At the UC Davis Dr. Bik and her colleagues have been taking environmental sequences and a phylogenetic reference tree and testing for the most probable placement of each sequence on the tree. Phylosift is the pipeline used at the UC Davis for this type of analysis (http://phylosift.wordpress.com/). Phylosift, being such a “mathematically robust pipeline” sparks an important question: how do we visualize this data? Most of these programs require a lot of manipulation just to be able to make sense of the data. Dr. Bik is very interested in developing such visualization tools and spoke about developing a program similar to kayak.com in order to view patterns and filter data in a way to learn about the biology of a data set.
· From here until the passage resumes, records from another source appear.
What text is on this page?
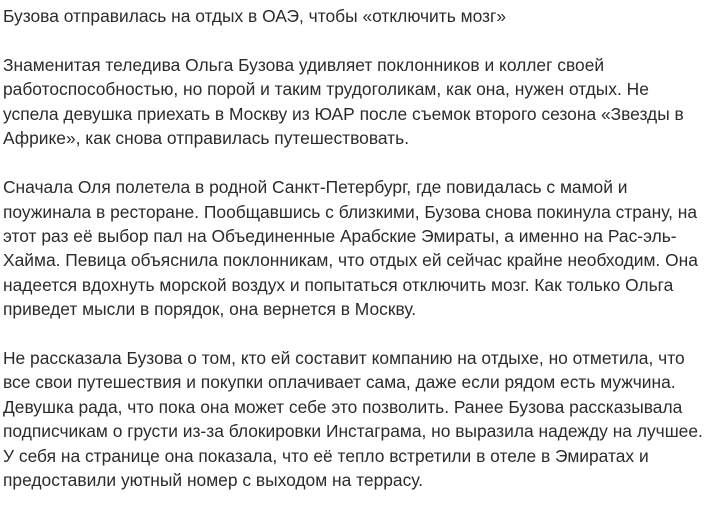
Бузова отправилась на отдых в ОАЭ, чтобы «отключить мозг»

Знаменитая теледива Ольга Бузова удивляет поклонников и коллег своей работоспособностью, но порой и таким трудоголикам, как она, нужен отдых. Не успела девушка приехать в Москву из ЮАР после съемок второго сезона «Звезды в Африке», как снова отправилась путешествовать.

Сначала Оля полетела в родной Санкт-Петербург, где повидалась с мамой и поужинала в ресторане. Пообщавшись с близкими, Бузова снова покинула страну, на этот раз её выбор пал на Объединенные Арабские Эмираты, а именно на Рас-эль-Хайма. Певица объяснила поклонникам, что отдых ей сейчас крайне необходим. Она надеется вдохнуть морской воздух и попытаться отключить мозг. Как только Ольга приведет мысли в порядок, она вернется в Москву.

Не рассказала Бузова о том, кто ей составит компанию на отдыхе, но отметила, что все свои путешествия и покупки оплачивает сама, даже если рядом есть мужчина. Девушка рада, что пока она может себе это позволить. Ранее Бузова рассказывала подписчикам о грусти из-за блокировки Инстаграма, но выразила надежду на лучшее. У себя на странице она показала, что её тепло встретили в отеле в Эмиратах и предоставили уютный номер с выходом на террасу.
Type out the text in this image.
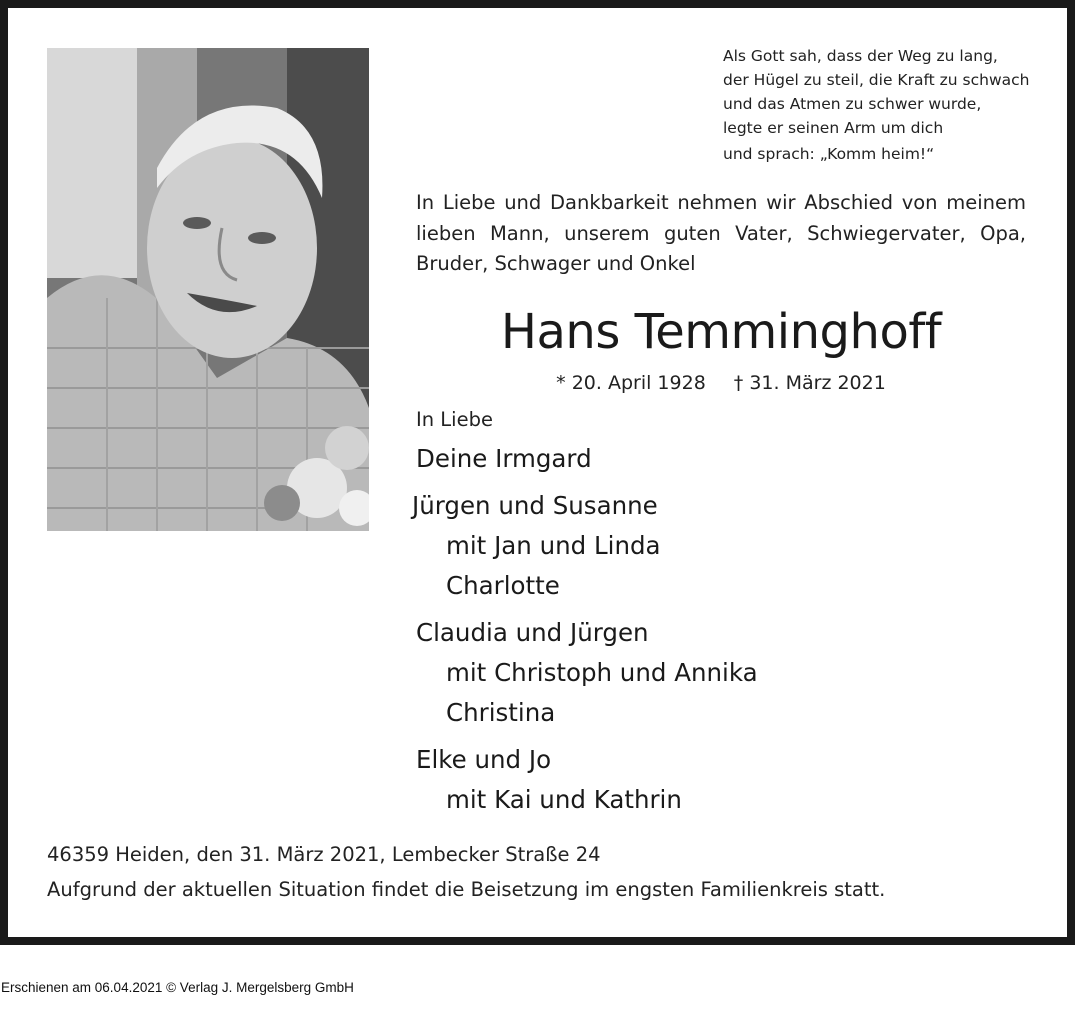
Als Gott sah, dass der Weg zu lang,
der Hügel zu steil, die Kraft zu schwach
und das Atmen zu schwer wurde,
legte er seinen Arm um dich
und sprach: „Komm heim!“
In Liebe und Dankbarkeit nehmen wir Abschied von meinem lieben Mann, unserem guten Vater, Schwiegervater, Opa, Bruder, Schwager und Onkel
Hans Temminghoff
* 20. April 1928 † 31. März 2021
In Liebe
Deine Irmgard
Jürgen und Susanne
mit Jan und Linda
Charlotte
Claudia und Jürgen
mit Christoph und Annika
Christina
Elke und Jo
mit Kai und Kathrin
46359 Heiden, den 31. März 2021, Lembecker Straße 24
Aufgrund der aktuellen Situation findet die Beisetzung im engsten Familienkreis statt.
Erschienen am 06.04.2021 © Verlag J. Mergelsberg GmbH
Eukaryotic microbes are severely underrepresented in the microbial world, and almost entirely ignored. Dr. Bik brings up some interesting points on why this is the case, but also why this should not be the case. There is much we don’t know about eukaryotic microbes, but we do know that they play an important role in numerous environments because of their abundance and diversity. Studying these eukaryotes and interpreting the data is very difficult due to a number of reasons. In order to be able to better analyze sequence data, visualization tools that let you view patterns and filter data are needed. Dr. Bik brought up a very important issue in the microbial world and I think its time that more people pay attention to and get involved in studying microbial eukaryotes.